A UK general election will see thousands of candidated contesting 646 seats. The parties' campaign spending is not capped nationally, but it is capped in each seat contested. In the USA presidential election, by the time it is over, each candidate's campaign will have cost 10 times a UK general election. Does this mean money matters more than policy? Where does the bottomless pit of money come from? Should UK election spending be uncapped? Could parties here be state funded to end accusations of cronyism?

Public Comments

  1. How the funding is obtained sounds different in the UK than it is in the US. In order to get federal funding for a campaign a candidate must get 5% of the popular vote during the primary elections. How they play with the rules in order to get as much federal money as possible follows that.

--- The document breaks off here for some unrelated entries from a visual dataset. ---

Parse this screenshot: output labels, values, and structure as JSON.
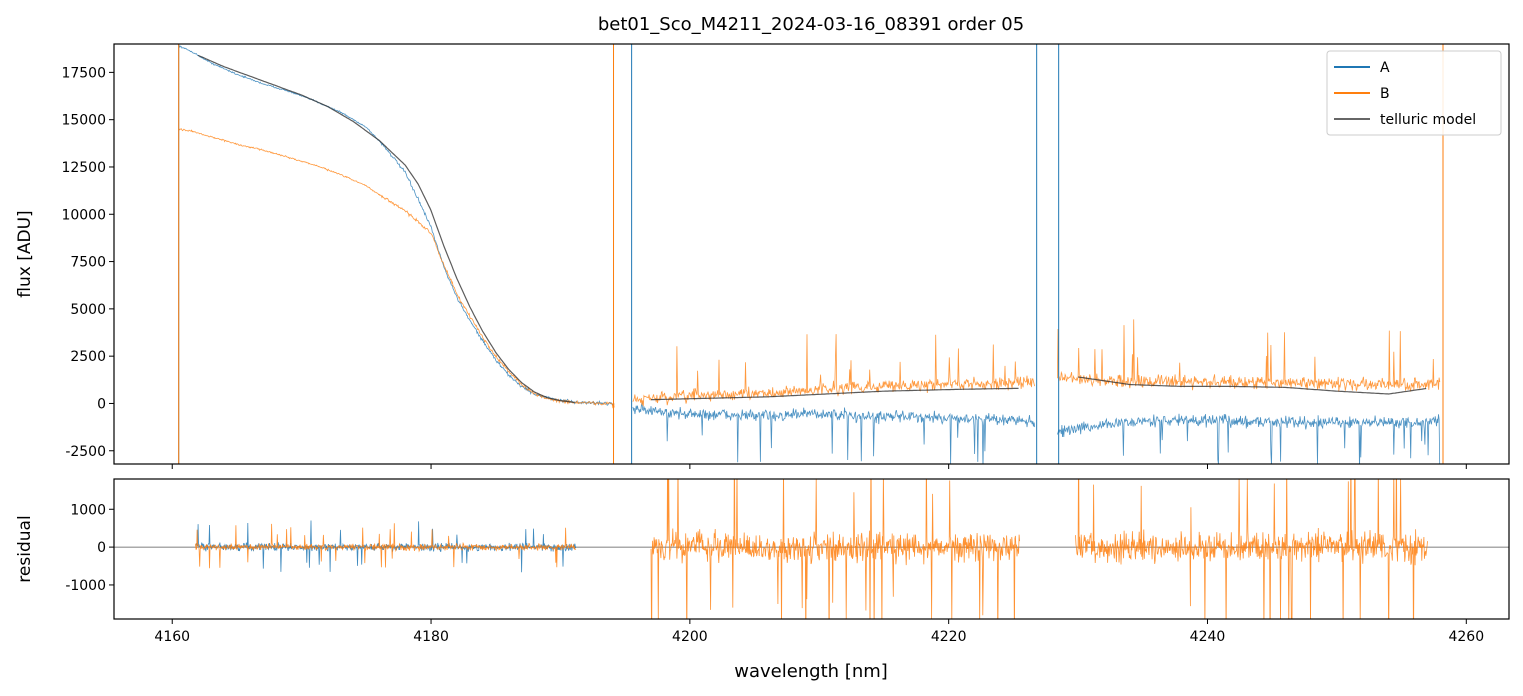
{
  "figure": {
    "title": "bet01_Sco_M4211_2024-03-16_08391  order 05",
    "colors": {
      "A": "#1f77b4",
      "B": "#ff7f0e",
      "model": "#333333",
      "zero_line": "#555555"
    }
  },
  "chart_data": [
    {
      "type": "line",
      "panel": "flux",
      "title": "bet01_Sco_M4211_2024-03-16_08391  order 05",
      "xlabel": "",
      "ylabel": "flux [ADU]",
      "xlim": [
        4155.5,
        4263.3
      ],
      "ylim": [
        -3200,
        19000
      ],
      "yticks": [
        -2500,
        0,
        2500,
        5000,
        7500,
        10000,
        12500,
        15000,
        17500
      ],
      "xticks": [
        4160,
        4180,
        4200,
        4220,
        4240,
        4260
      ],
      "grid": false,
      "legend": {
        "position": "top-right",
        "entries": [
          "A",
          "B",
          "telluric model"
        ]
      },
      "series": [
        {
          "name": "A",
          "x": [
            4160.5,
            4161.5,
            4163,
            4165,
            4167,
            4169,
            4171,
            4173,
            4175,
            4176.5,
            4178,
            4179,
            4180,
            4181,
            4182,
            4183,
            4184,
            4185,
            4186,
            4187,
            4188,
            4189,
            4190,
            4191,
            4192,
            4193,
            4194,
            4195.5,
            4198,
            4202,
            4206,
            4210,
            4214,
            4218,
            4222,
            4226,
            4228.5,
            4232,
            4236,
            4240,
            4244,
            4248,
            4252,
            4256,
            4258
          ],
          "values": [
            18900,
            18600,
            18000,
            17400,
            16900,
            16500,
            16000,
            15400,
            14600,
            13500,
            12200,
            10800,
            9300,
            7200,
            5600,
            4400,
            3300,
            2300,
            1500,
            900,
            500,
            300,
            150,
            80,
            40,
            20,
            0,
            -200,
            -500,
            -600,
            -650,
            -550,
            -700,
            -700,
            -800,
            -900,
            -1500,
            -1100,
            -900,
            -900,
            -950,
            -1000,
            -1000,
            -1050,
            -900
          ]
        },
        {
          "name": "B",
          "x": [
            4160.5,
            4161.5,
            4163,
            4165,
            4167,
            4169,
            4171,
            4173,
            4175,
            4176.5,
            4178,
            4179,
            4180,
            4181,
            4182,
            4183,
            4184,
            4185,
            4186,
            4187,
            4188,
            4189,
            4190,
            4191,
            4192,
            4193,
            4194,
            4195.5,
            4198,
            4202,
            4206,
            4210,
            4214,
            4218,
            4222,
            4226,
            4228.5,
            4232,
            4236,
            4240,
            4244,
            4248,
            4252,
            4256,
            4258
          ],
          "values": [
            14500,
            14400,
            14100,
            13700,
            13400,
            13000,
            12600,
            12100,
            11500,
            10800,
            10200,
            9600,
            9000,
            7300,
            5800,
            4600,
            3500,
            2500,
            1700,
            1000,
            500,
            250,
            120,
            60,
            30,
            10,
            0,
            200,
            300,
            450,
            550,
            700,
            900,
            1000,
            1050,
            1100,
            1300,
            1200,
            1150,
            1150,
            1100,
            1100,
            1000,
            1000,
            1100
          ]
        },
        {
          "name": "telluric model",
          "x": [
            4162,
            4164,
            4166,
            4168,
            4170,
            4172,
            4174,
            4176,
            4178,
            4179,
            4180,
            4181,
            4182,
            4183,
            4184,
            4185,
            4186,
            4187,
            4188,
            4189,
            4190,
            4191,
            4197,
            4200,
            4203,
            4206,
            4209,
            4212,
            4215,
            4218,
            4221,
            4225.5,
            4230,
            4234,
            4238,
            4242,
            4246,
            4250,
            4254,
            4257
          ],
          "values": [
            18400,
            17800,
            17300,
            16800,
            16300,
            15700,
            14900,
            13900,
            12600,
            11600,
            10200,
            8300,
            6600,
            5100,
            3800,
            2700,
            1800,
            1100,
            600,
            300,
            150,
            60,
            200,
            250,
            300,
            350,
            450,
            550,
            650,
            700,
            750,
            800,
            1400,
            1000,
            900,
            900,
            850,
            650,
            500,
            800
          ]
        }
      ]
    },
    {
      "type": "line",
      "panel": "residual",
      "xlabel": "wavelength [nm]",
      "ylabel": "residual",
      "xlim": [
        4155.5,
        4263.3
      ],
      "ylim": [
        -1900,
        1800
      ],
      "yticks": [
        -1000,
        0,
        1000
      ],
      "xticks": [
        4160,
        4180,
        4200,
        4220,
        4240,
        4260
      ],
      "grid": false,
      "reference_line": 0,
      "segments": [
        {
          "series": "A",
          "x_range": [
            4161.8,
            4191.2
          ],
          "level": 0,
          "amplitude": 350
        },
        {
          "series": "B",
          "x_range": [
            4161.8,
            4191.2
          ],
          "level": 0,
          "amplitude": 300
        },
        {
          "series": "B",
          "x_range": [
            4197,
            4225.5
          ],
          "level": 0,
          "amplitude": 1400
        },
        {
          "series": "B",
          "x_range": [
            4229.8,
            4257
          ],
          "level": 0,
          "amplitude": 1400
        }
      ]
    }
  ]
}
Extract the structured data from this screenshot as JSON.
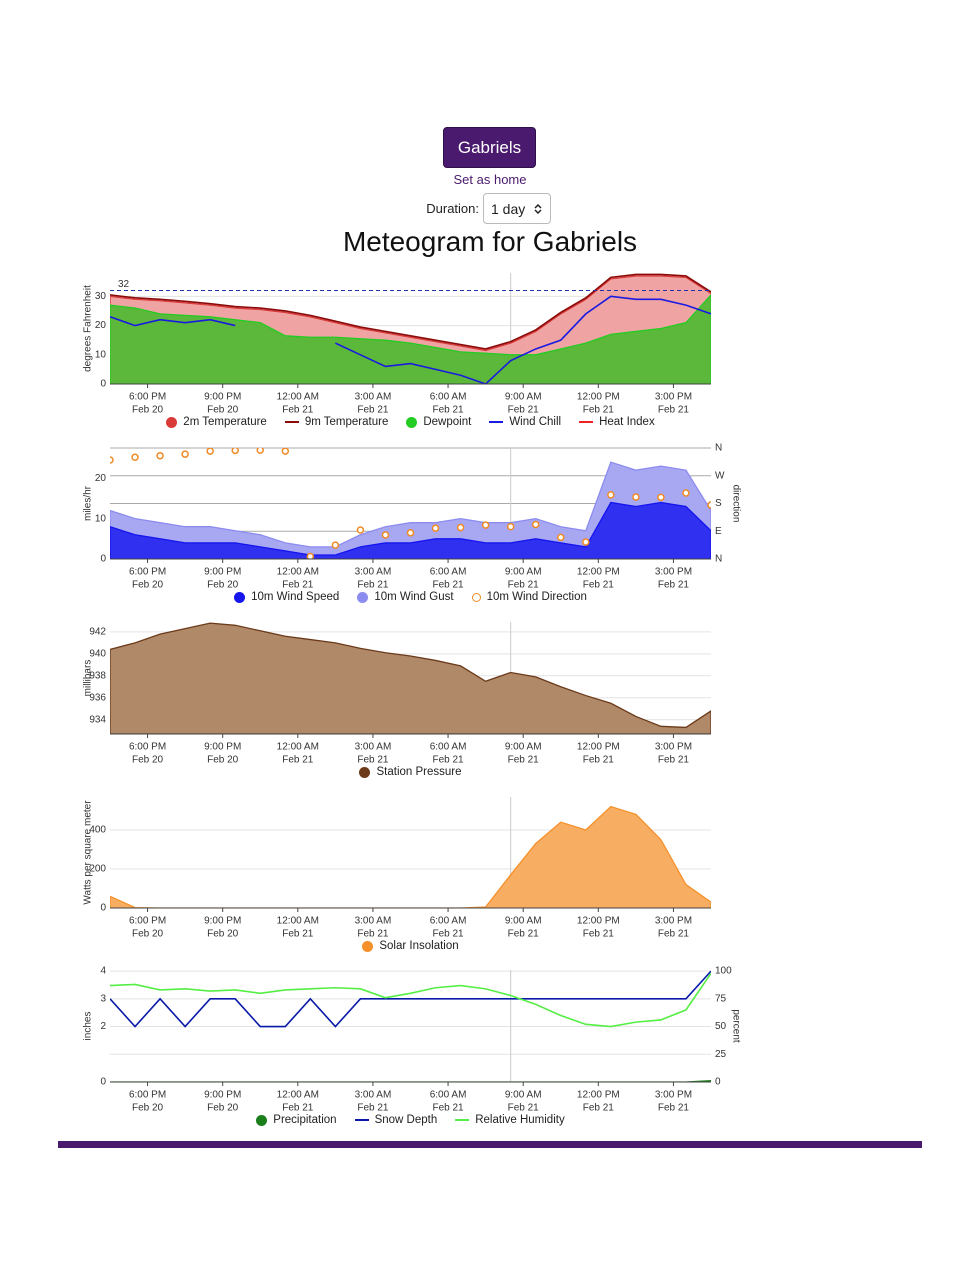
{
  "header": {
    "button": "Gabriels",
    "link": "Set as home",
    "duration_label": "Duration:",
    "duration_value": "1 day",
    "title": "Meteogram for Gabriels"
  },
  "time": {
    "x": [
      "Feb 20 16:30",
      "Feb 20 17:30",
      "Feb 20 18:30",
      "Feb 20 19:30",
      "Feb 20 20:30",
      "Feb 20 21:30",
      "Feb 20 22:30",
      "Feb 20 23:30",
      "Feb 21 00:30",
      "Feb 21 01:30",
      "Feb 21 02:30",
      "Feb 21 03:30",
      "Feb 21 04:30",
      "Feb 21 05:30",
      "Feb 21 06:30",
      "Feb 21 07:30",
      "Feb 21 08:30",
      "Feb 21 09:30",
      "Feb 21 10:30",
      "Feb 21 11:30",
      "Feb 21 12:30",
      "Feb 21 13:30",
      "Feb 21 14:30",
      "Feb 21 15:30",
      "Feb 21 16:30"
    ],
    "xlim": [
      "Feb 20 16:30",
      "Feb 21 16:30"
    ],
    "xticks": [
      {
        "value": "Feb 20 18:00",
        "label": "6:00 PM",
        "date": "Feb 20"
      },
      {
        "value": "Feb 20 21:00",
        "label": "9:00 PM",
        "date": "Feb 20"
      },
      {
        "value": "Feb 21 00:00",
        "label": "12:00 AM",
        "date": "Feb 21"
      },
      {
        "value": "Feb 21 03:00",
        "label": "3:00 AM",
        "date": "Feb 21"
      },
      {
        "value": "Feb 21 06:00",
        "label": "6:00 AM",
        "date": "Feb 21"
      },
      {
        "value": "Feb 21 09:00",
        "label": "9:00 AM",
        "date": "Feb 21"
      },
      {
        "value": "Feb 21 12:00",
        "label": "12:00 PM",
        "date": "Feb 21"
      },
      {
        "value": "Feb 21 15:00",
        "label": "3:00 PM",
        "date": "Feb 21"
      }
    ],
    "now": "Feb 21 08:30"
  },
  "chart_data": [
    {
      "type": "line",
      "ylabel": "degrees Fahrenheit",
      "ylim": [
        0,
        38
      ],
      "yticks": [
        0,
        10,
        20,
        30
      ],
      "grid": true,
      "threshold": 32,
      "series": [
        {
          "name": "2m Temperature",
          "kind": "area",
          "color": "#d93a3a",
          "fill": "#f0a3a3",
          "values": [
            30,
            29,
            28.5,
            27.8,
            27,
            26,
            25.5,
            24.5,
            23,
            21,
            19,
            17.5,
            16,
            14.5,
            13,
            11.5,
            14,
            18,
            24,
            29,
            36,
            37,
            37,
            36.5,
            31
          ]
        },
        {
          "name": "9m Temperature",
          "kind": "line",
          "color": "#8b0a0a",
          "values": [
            30.5,
            29.5,
            29,
            28.3,
            27.5,
            26.5,
            26,
            25,
            23.5,
            21.5,
            19.5,
            18,
            16.5,
            15,
            13.5,
            12,
            14.5,
            18.5,
            24.5,
            29.5,
            36.5,
            37.5,
            37.5,
            37,
            31.5
          ]
        },
        {
          "name": "Dewpoint",
          "kind": "area",
          "color": "#22cc22",
          "fill": "#5cb83a",
          "values": [
            27,
            26,
            24,
            23.5,
            23,
            22,
            21,
            16.5,
            16,
            16,
            15.5,
            15,
            14,
            12.5,
            11,
            10.5,
            10,
            10,
            12,
            14,
            17,
            18,
            19,
            21,
            30.5
          ]
        },
        {
          "name": "Wind Chill",
          "kind": "line",
          "color": "#1a1ae0",
          "values": [
            23,
            20,
            22,
            21,
            22,
            20,
            null,
            null,
            null,
            14,
            10,
            6,
            7,
            5,
            3,
            0,
            8,
            12,
            15,
            24,
            30,
            29,
            29,
            27,
            24
          ]
        },
        {
          "name": "Heat Index",
          "kind": "line",
          "color": "#ee2222",
          "values": [
            null,
            null,
            null,
            null,
            null,
            null,
            null,
            null,
            null,
            null,
            null,
            null,
            null,
            null,
            null,
            null,
            null,
            null,
            null,
            null,
            null,
            null,
            null,
            null,
            null
          ]
        }
      ]
    },
    {
      "type": "line",
      "ylabel": "miles/hr",
      "y2label": "direction",
      "ylim": [
        0,
        27.5
      ],
      "yticks": [
        0,
        10,
        20
      ],
      "y2lim": [
        0,
        360
      ],
      "y2ticks": [
        {
          "value": 0,
          "label": "N"
        },
        {
          "value": 90,
          "label": "E"
        },
        {
          "value": 180,
          "label": "S"
        },
        {
          "value": 270,
          "label": "W"
        },
        {
          "value": 360,
          "label": "N"
        }
      ],
      "grid": true,
      "series": [
        {
          "name": "10m Wind Speed",
          "kind": "area",
          "color": "#1515ee",
          "fill": "#3030f0",
          "values": [
            8,
            6,
            5,
            4,
            4,
            4,
            3,
            2,
            1,
            1,
            3,
            4,
            4,
            5,
            5,
            4,
            4,
            5,
            4,
            3,
            14,
            13,
            14,
            13,
            7
          ]
        },
        {
          "name": "10m Wind Gust",
          "kind": "area",
          "color": "#8c8cf0",
          "fill": "#a8a8f2",
          "values": [
            12,
            10,
            9,
            8,
            8,
            7,
            6,
            4,
            3,
            3,
            6,
            8,
            9,
            9,
            10,
            9,
            9,
            10,
            8,
            7,
            24,
            22,
            23,
            22,
            12
          ]
        },
        {
          "name": "10m Wind Direction",
          "kind": "points",
          "axis": "y2",
          "color": "#f08a24",
          "values": [
            321,
            330,
            335,
            340,
            350,
            352,
            353,
            350,
            8,
            45,
            94,
            78,
            85,
            100,
            102,
            110,
            105,
            112,
            70,
            55,
            208,
            201,
            200,
            214,
            175
          ]
        }
      ]
    },
    {
      "type": "line",
      "ylabel": "millibars",
      "ylim": [
        932.7,
        942.9
      ],
      "yticks": [
        934,
        936,
        938,
        940,
        942
      ],
      "grid": true,
      "series": [
        {
          "name": "Station Pressure",
          "kind": "area",
          "color": "#6b3a1a",
          "fill": "#b08968",
          "values": [
            940.4,
            941,
            941.8,
            942.3,
            942.8,
            942.6,
            942.1,
            941.6,
            941.3,
            941,
            940.5,
            940.1,
            939.8,
            939.4,
            938.9,
            937.5,
            938.3,
            937.9,
            937,
            936.2,
            935.5,
            934.3,
            933.4,
            933.3,
            934.8
          ]
        }
      ]
    },
    {
      "type": "line",
      "ylabel": "Watts per square meter",
      "ylim": [
        0,
        569
      ],
      "yticks": [
        0,
        200,
        400
      ],
      "grid": true,
      "series": [
        {
          "name": "Solar Insolation",
          "kind": "area",
          "color": "#f5902a",
          "fill": "#f8ae62",
          "values": [
            60,
            2,
            0,
            0,
            0,
            0,
            0,
            0,
            0,
            0,
            0,
            0,
            0,
            0,
            0,
            5,
            170,
            330,
            440,
            400,
            520,
            480,
            350,
            120,
            30
          ]
        }
      ]
    },
    {
      "type": "line",
      "ylabel": "inches",
      "y2label": "percent",
      "ylim": [
        0,
        4.04
      ],
      "yticks": [
        0,
        2,
        3,
        4
      ],
      "y2lim": [
        0,
        101
      ],
      "y2ticks": [
        0,
        25,
        50,
        75,
        100
      ],
      "grid": true,
      "series": [
        {
          "name": "Precipitation",
          "kind": "area",
          "color": "#1a7f1a",
          "fill": "#1a7f1a",
          "values": [
            0,
            0,
            0,
            0,
            0,
            0,
            0,
            0,
            0,
            0,
            0,
            0,
            0,
            0,
            0,
            0,
            0,
            0,
            0,
            0,
            0,
            0,
            0,
            0,
            0.05
          ]
        },
        {
          "name": "Snow Depth",
          "kind": "line",
          "color": "#0a1aa8",
          "values": [
            3,
            2,
            3,
            2,
            3,
            3,
            2,
            2,
            3,
            2,
            3,
            3,
            3,
            3,
            3,
            3,
            3,
            3,
            3,
            3,
            3,
            3,
            3,
            3,
            4
          ]
        },
        {
          "name": "Relative Humidity",
          "kind": "line",
          "axis": "y2",
          "color": "#55ee44",
          "values": [
            87,
            88,
            83,
            84,
            82,
            83,
            80,
            83,
            84,
            85,
            84,
            76,
            80,
            85,
            87,
            84,
            78,
            70,
            60,
            52,
            50,
            54,
            56,
            65,
            98
          ]
        }
      ]
    }
  ]
}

  2. No, UK spending should not be uncapped. In fact, if anything, you could argue for a more stringent cap. Like the USA, people in the UK can buy influence. We have seen it with the Honours for cash scandal, where both Labour and the Conservative party were alledged to have sold honours for loans. Unlike the USA though, business has not managed to influence government policy on the environment, specifically on man-made global warming, carbon emissions and Kyoto. So no, in most cases in the UK, money does not matter more than policy. As for the USA, remember that Bush won his second election despite the country hating him over Iraq. That alone should make you wonder if money won over policy.